昨年10月、スルガ銀行に6カ月間の一部業務停止を含めた業務改善命令を出した金融庁も、創業家との関係解消と「債務者への適切な対応」を求めていた。シェアハウス所有者の借金を事実上、帳消しにする異例の対応に踏み切る背景には、一連の不祥事に伴う「負の遺産」の処理に区切りをつけたいというスルガ銀行新経営陣の意図が透けて見える。

 

スルガ銀行の対応は、審査書類を改ざんし、詐欺的スキームでの融資は不当として物件の返却(代物弁済)による借金の帳消しを求めてきた所有者側の主張に沿うものだ。

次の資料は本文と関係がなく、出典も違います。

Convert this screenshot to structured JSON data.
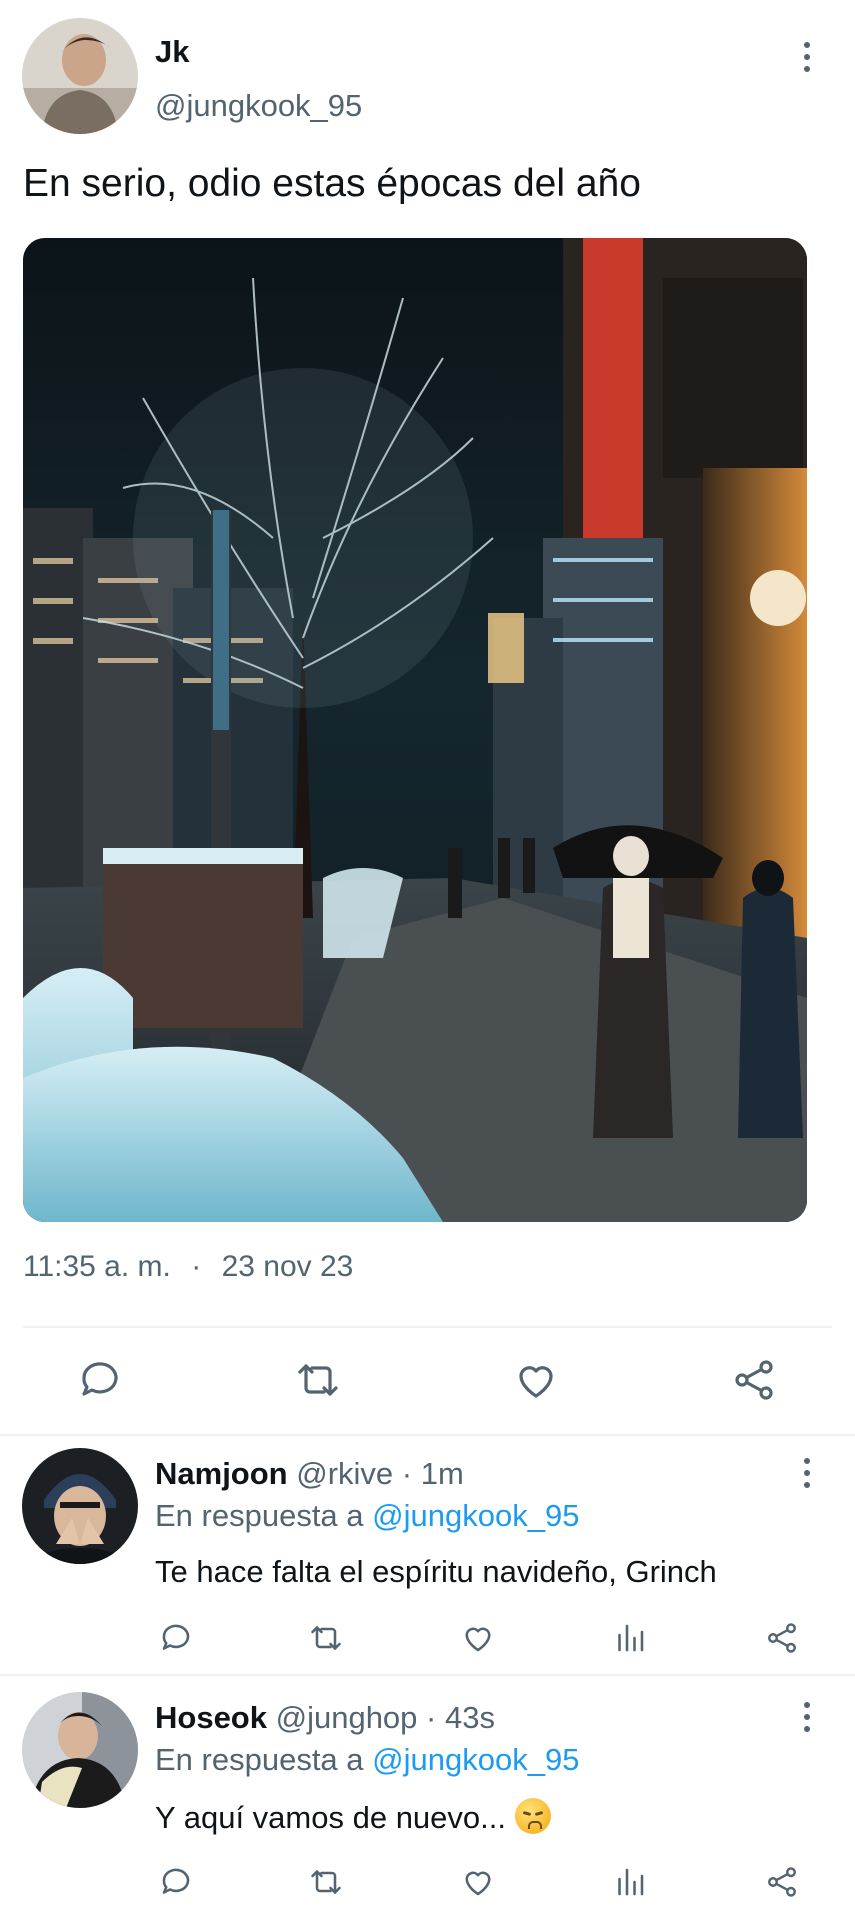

ある所有者側の関係者は20日「このまま話がよい方向に進むかまだ楽観できない」としつつも期待感を示した。

 

1990年代後半から2000年代前半の日本の金融危機時。建設・不動産・流通・ノンバンクといった業種で経営難に陥った企業を対象に大手銀行は巨額の貸付債権を棒引きした。ただ、自己破産など法的に破綻したわけではない多くの個人について、借金を一斉に棒引きするのは日本の金融史でも異例の出来事といえる。

 

当然ながら、アパートやマンションの賃貸用不動産を経営している普通の人が、空室率の上昇や家賃保証の切り下げを理由に同じような借金帳消しの措置を求めても銀行はほとんど認めない。スルガ銀行は経営再建を軌道にのせて、今回の異例の措置が長期的に経営の安定につながるということを示す必要がある。

 

スルガ銀行は14日、投資用不動産向け融資を引き続き柱に据えつつも、新規融資を大幅に絞る中期経営計画を発表した。まず身をかがめる姿勢を鮮明にしたが、これからどうやって稼いでいくかは見通せない。再建に向けた本当の正念場は、負の遺産を処理し「マイナス圏」から脱却するこれから迎えることになる。